In der Debatte um die Zukunft der Einzelhandelsfläche wurde der Einsatz von AR bisher wenig berücksichtigt. Zu unrecht, denn der eindeutige Trend zur Veränderung der stationären Fläche zum Spiel- und Erlebnisraum lässt sich wunderbar mit Augmented Reality kombinieren. Einladende Verweilbereiche und Spieltische, die virtuelle Interaktionen ermöglichen und magische Momente für die ganze Familie vor Ort erzeugen, bringen – und halten – die Kunden in den Laden. Die nächsten Produktgenerationen von AR werden völlig neuartige Erlebnisse auf der Ladenfläche erschaffen, die sich smarte Unternehmen, Hersteller wie Händler, zum Vorteil machen können.

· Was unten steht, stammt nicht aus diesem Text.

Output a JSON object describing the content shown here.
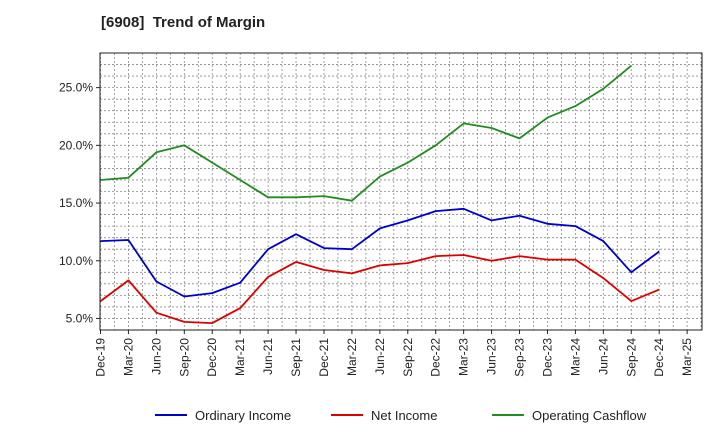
{
  "chart_data": {
    "type": "line",
    "title": "[6908]  Trend of Margin",
    "xlabel": "",
    "ylabel": "",
    "x": [
      "Dec-19",
      "Mar-20",
      "Jun-20",
      "Sep-20",
      "Dec-20",
      "Mar-21",
      "Jun-21",
      "Sep-21",
      "Dec-21",
      "Mar-22",
      "Jun-22",
      "Sep-22",
      "Dec-22",
      "Mar-23",
      "Jun-23",
      "Sep-23",
      "Dec-23",
      "Mar-24",
      "Jun-24",
      "Sep-24",
      "Dec-24",
      "Mar-25"
    ],
    "ylim": [
      4.0,
      28.0
    ],
    "yticks": [
      5.0,
      10.0,
      15.0,
      20.0,
      25.0
    ],
    "ytick_labels": [
      "5.0%",
      "10.0%",
      "15.0%",
      "20.0%",
      "25.0%"
    ],
    "grid": true,
    "legend_position": "bottom",
    "series": [
      {
        "name": "Ordinary Income",
        "color": "#0000cc",
        "values": [
          11.7,
          11.8,
          8.2,
          6.9,
          7.2,
          8.1,
          11.0,
          12.3,
          11.1,
          11.0,
          12.8,
          13.5,
          14.3,
          14.5,
          13.5,
          13.9,
          13.2,
          13.0,
          11.7,
          9.0,
          10.8,
          null
        ]
      },
      {
        "name": "Net Income",
        "color": "#dd0000",
        "values": [
          6.5,
          8.3,
          5.5,
          4.7,
          4.6,
          5.9,
          8.6,
          9.9,
          9.2,
          8.9,
          9.6,
          9.8,
          10.4,
          10.5,
          10.0,
          10.4,
          10.1,
          10.1,
          8.5,
          6.5,
          7.5,
          null
        ]
      },
      {
        "name": "Operating Cashflow",
        "color": "#228B22",
        "values": [
          17.0,
          17.2,
          19.4,
          20.0,
          18.5,
          17.0,
          15.5,
          15.5,
          15.6,
          15.2,
          17.3,
          18.5,
          20.0,
          21.9,
          21.5,
          20.6,
          22.4,
          23.4,
          24.9,
          26.9,
          null,
          null
        ]
      }
    ]
  }
}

In diesem Zusammenhang wird deutlich: AR muss auch als mächtiges Marketing-Tool verstanden werden. Die Faszination, die von diesem Medium ausgeht und die ihm innewohnende spielerische Natur bieten einen klaren Vorteil bei der Consumer-Experience gegenüber klassischen Werbemitteln wie Katalogen, Aufstellern und Printanzeigen. Tatsächlich ergänzt sich Augmented Reality mit bestehenden Werbekategorien sehr gut und wertet diese mit spannenden Interaktionsmöglichkeiten auf. Denn AR-Anwendungen lassen sich per Smartphone nahtlos per QR-Code auf einer gedruckten Anzeige, via Link auf einer Werbefläche im Internet oder aus jeder Messenger-App starten.
Ausblick auf eine neue Spielewelt
Zusammenfassend lässt sich sagen, dass mit Augmented Reality für zahlreiche Segmente der Spielware ein Paradigmenwechsel eingeläutet wurde. Die Anziehungskraft, die von der Verschmelzung der beiden Realitäten ausgeht, erzeugt spielerische Begeisterung beim Konsumenten und paart diese mit einer hohen Einprägsamkeit und dem Bedürfnis, die erlebten Welten mit Freunden und Familie zu teilen. In Zukunft werden jene Unternehmen erfolgreich sein, die Spieldesign auch rund um das Produkt in der „erweiterten Realität“ denken, umsetzen und dem Konsumenten als eindrucksvolles Erlebnis anbieten. Wer sich den First-Mover-Advantage nicht nehmen will, sollte sich daher jetzt eingehend mit dem Thema beschäftigen – denn die Zukunft von AR hat schon längst begonnen.